Que diriez-vous à un·e diplômé·e qui veut créer son atelier ?

Prendre le temps de poser les bases : statuts, assurances, structure administrative. Il ne faut pas foncer tête baissée. Et surtout, bien s'entourer, ne pas hésiter à demander conseil. Notamment avec l’association suisse de conservation et restauration ou d’autres jeunes diplômé.es. On est souvent dans la même situation. Les échanges sont souvent réciproques : on apprend et on transmet. Ça crée un vrai réseau de soutien.

Comment voyez-vous l’évolution de votre métier ?

Souvent, mais pas toujours, dans les grandes structures, un-e conservateur·trice-restaurateur·trice est en place. Ils demandent de l’aide pour des grands chantiers de conservation ou pour de la restauration. Dans les plus petites structures, ce sont des bénévoles ou des personnes sans formation muséale spécifique.

Il faudrait une meilleure reconnaissance du métier, pour qu’ils soient bien au courant de l’aide qu’on peut apporter et à quel moment.
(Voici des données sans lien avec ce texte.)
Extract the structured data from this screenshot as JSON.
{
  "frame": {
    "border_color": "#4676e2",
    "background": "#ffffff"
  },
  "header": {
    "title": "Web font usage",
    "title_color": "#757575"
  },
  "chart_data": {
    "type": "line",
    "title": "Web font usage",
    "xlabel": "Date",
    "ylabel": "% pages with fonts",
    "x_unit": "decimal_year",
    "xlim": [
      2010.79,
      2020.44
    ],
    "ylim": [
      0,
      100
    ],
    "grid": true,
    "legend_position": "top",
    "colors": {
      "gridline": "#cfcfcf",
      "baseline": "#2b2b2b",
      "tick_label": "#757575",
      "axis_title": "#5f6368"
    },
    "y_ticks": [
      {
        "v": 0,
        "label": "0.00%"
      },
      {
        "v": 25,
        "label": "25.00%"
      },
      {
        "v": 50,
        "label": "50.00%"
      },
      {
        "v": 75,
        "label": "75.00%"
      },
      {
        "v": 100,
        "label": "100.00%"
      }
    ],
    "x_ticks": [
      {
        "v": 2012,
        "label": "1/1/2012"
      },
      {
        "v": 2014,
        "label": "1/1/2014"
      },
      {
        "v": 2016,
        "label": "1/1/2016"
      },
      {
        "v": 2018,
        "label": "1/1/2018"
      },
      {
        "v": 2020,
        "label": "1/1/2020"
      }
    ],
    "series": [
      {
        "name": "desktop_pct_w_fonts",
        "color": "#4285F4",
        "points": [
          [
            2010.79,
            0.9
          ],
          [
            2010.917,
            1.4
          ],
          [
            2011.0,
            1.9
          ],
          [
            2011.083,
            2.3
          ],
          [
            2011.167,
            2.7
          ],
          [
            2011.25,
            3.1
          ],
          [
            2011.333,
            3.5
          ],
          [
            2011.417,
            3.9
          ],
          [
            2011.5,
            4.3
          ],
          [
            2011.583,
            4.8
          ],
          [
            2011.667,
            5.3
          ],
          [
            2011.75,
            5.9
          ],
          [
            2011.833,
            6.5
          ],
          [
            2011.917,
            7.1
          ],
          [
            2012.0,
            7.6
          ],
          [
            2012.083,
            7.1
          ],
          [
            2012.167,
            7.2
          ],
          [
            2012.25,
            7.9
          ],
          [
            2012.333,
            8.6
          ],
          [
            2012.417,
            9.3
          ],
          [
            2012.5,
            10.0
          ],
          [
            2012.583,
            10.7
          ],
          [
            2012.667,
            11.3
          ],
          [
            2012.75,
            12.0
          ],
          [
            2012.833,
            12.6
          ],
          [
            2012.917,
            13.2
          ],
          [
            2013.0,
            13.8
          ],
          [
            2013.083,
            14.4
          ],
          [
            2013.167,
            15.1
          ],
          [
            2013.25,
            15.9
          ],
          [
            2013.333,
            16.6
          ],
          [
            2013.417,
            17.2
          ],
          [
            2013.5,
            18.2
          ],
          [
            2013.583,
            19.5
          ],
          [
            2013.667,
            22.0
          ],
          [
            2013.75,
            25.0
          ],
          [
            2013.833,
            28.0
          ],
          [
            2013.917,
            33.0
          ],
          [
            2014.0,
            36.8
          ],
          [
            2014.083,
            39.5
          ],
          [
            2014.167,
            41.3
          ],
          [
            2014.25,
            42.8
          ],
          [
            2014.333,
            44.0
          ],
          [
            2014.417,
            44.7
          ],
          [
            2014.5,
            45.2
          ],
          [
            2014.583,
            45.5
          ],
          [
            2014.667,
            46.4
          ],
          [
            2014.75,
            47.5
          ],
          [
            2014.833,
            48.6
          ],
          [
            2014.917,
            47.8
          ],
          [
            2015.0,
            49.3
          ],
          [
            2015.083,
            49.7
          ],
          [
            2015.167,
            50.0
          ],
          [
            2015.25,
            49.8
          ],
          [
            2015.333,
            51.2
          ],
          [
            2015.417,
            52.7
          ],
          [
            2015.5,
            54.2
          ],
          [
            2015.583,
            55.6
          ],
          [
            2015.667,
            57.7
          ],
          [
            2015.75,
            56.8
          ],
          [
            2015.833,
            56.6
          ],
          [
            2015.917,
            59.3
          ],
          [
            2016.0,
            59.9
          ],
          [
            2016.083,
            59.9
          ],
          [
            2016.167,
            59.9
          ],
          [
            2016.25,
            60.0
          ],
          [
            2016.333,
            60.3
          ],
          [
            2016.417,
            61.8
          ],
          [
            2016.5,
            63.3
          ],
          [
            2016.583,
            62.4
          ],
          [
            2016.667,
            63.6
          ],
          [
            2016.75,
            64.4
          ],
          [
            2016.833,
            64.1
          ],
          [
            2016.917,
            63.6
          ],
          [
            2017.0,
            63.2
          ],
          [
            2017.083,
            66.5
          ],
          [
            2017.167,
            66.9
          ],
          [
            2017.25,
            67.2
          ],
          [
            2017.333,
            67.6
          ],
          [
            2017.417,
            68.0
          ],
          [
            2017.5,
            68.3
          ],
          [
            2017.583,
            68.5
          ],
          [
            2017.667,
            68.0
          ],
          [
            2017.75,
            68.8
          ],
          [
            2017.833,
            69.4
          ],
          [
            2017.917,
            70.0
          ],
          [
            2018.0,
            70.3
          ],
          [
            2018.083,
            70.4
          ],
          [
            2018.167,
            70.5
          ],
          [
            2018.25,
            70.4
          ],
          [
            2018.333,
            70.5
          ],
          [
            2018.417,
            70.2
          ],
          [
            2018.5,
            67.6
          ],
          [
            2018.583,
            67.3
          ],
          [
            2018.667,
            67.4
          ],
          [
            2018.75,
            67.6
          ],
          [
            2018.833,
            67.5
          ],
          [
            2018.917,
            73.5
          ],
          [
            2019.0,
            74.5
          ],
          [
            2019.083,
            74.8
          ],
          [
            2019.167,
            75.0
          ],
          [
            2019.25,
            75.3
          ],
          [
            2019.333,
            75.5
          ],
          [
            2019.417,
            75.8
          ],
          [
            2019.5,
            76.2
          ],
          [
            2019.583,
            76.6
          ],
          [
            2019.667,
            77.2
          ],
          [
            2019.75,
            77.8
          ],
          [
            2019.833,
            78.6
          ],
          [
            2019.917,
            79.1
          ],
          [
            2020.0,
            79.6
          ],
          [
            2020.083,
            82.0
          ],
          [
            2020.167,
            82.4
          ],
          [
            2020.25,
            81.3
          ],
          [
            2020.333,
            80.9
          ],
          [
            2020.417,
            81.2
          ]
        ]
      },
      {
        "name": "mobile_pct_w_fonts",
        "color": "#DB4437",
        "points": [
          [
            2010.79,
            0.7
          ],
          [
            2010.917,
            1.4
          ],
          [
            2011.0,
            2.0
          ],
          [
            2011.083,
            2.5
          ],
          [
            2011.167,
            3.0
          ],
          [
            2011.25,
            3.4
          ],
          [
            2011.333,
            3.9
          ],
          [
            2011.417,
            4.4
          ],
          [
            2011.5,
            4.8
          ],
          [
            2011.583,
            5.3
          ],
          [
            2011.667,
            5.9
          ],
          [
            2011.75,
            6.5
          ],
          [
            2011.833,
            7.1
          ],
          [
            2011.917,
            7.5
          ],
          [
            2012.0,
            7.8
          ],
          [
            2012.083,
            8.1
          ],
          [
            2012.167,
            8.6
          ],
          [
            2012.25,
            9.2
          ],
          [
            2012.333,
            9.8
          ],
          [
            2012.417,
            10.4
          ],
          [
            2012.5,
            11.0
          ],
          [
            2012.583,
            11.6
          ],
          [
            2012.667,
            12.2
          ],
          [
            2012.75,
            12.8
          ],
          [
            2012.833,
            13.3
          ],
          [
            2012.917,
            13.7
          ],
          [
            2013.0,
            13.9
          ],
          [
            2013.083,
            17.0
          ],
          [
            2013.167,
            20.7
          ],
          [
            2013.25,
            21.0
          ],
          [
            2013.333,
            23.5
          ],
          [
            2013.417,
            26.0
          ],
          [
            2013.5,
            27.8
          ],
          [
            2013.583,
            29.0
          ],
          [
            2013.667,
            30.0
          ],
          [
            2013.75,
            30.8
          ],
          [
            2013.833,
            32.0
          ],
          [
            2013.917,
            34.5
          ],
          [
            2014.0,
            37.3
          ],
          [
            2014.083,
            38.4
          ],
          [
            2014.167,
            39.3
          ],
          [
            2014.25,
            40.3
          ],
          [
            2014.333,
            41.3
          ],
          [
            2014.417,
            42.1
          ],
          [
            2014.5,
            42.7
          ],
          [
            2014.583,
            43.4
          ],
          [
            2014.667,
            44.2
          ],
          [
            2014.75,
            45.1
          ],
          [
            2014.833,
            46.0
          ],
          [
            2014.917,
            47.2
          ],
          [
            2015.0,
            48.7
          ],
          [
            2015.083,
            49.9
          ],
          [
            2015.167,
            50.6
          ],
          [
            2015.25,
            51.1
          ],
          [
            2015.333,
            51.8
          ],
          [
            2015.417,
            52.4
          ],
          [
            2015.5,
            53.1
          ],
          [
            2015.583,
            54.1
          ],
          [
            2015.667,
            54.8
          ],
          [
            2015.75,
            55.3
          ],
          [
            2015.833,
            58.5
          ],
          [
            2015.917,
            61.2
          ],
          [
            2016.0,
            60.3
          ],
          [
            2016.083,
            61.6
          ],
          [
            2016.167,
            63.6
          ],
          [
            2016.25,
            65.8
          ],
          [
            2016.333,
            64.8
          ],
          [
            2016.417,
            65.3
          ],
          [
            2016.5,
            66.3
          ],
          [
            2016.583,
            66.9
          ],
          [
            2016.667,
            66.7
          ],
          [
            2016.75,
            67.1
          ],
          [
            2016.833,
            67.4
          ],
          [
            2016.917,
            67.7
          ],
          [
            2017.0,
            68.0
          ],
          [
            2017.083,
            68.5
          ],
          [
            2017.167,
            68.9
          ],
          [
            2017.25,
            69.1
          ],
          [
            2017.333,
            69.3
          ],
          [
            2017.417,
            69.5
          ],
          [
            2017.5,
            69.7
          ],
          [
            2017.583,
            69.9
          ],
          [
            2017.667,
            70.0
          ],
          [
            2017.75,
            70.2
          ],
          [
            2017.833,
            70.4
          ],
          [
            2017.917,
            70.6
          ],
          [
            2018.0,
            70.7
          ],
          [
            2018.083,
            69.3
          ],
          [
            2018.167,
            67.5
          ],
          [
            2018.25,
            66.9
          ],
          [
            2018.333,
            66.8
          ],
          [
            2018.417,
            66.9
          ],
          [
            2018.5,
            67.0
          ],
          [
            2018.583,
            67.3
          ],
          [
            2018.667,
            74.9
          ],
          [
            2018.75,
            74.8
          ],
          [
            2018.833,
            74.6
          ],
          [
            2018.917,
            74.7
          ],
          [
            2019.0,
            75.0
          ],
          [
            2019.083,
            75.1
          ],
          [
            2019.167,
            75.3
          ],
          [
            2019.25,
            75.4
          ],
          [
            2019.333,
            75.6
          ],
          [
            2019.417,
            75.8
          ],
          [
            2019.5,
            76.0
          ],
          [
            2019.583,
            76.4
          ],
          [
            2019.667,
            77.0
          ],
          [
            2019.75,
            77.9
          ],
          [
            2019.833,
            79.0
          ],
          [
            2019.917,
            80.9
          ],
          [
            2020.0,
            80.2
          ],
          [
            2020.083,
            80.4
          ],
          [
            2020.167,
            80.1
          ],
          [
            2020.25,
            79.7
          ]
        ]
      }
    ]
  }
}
Ce qu'on fait semble parfois être du détail, mais en réalité, c'est fondamental pour préserver les objets et gérer les collections dans de bonnes conditions.

L’association suisse de conservation et restauration travaille dans ce sens, notamment pour faire évoluer le statut du métier, informer les institutions et défendre les professionnels. J'espère que cette reconnaissance continuera de grandir.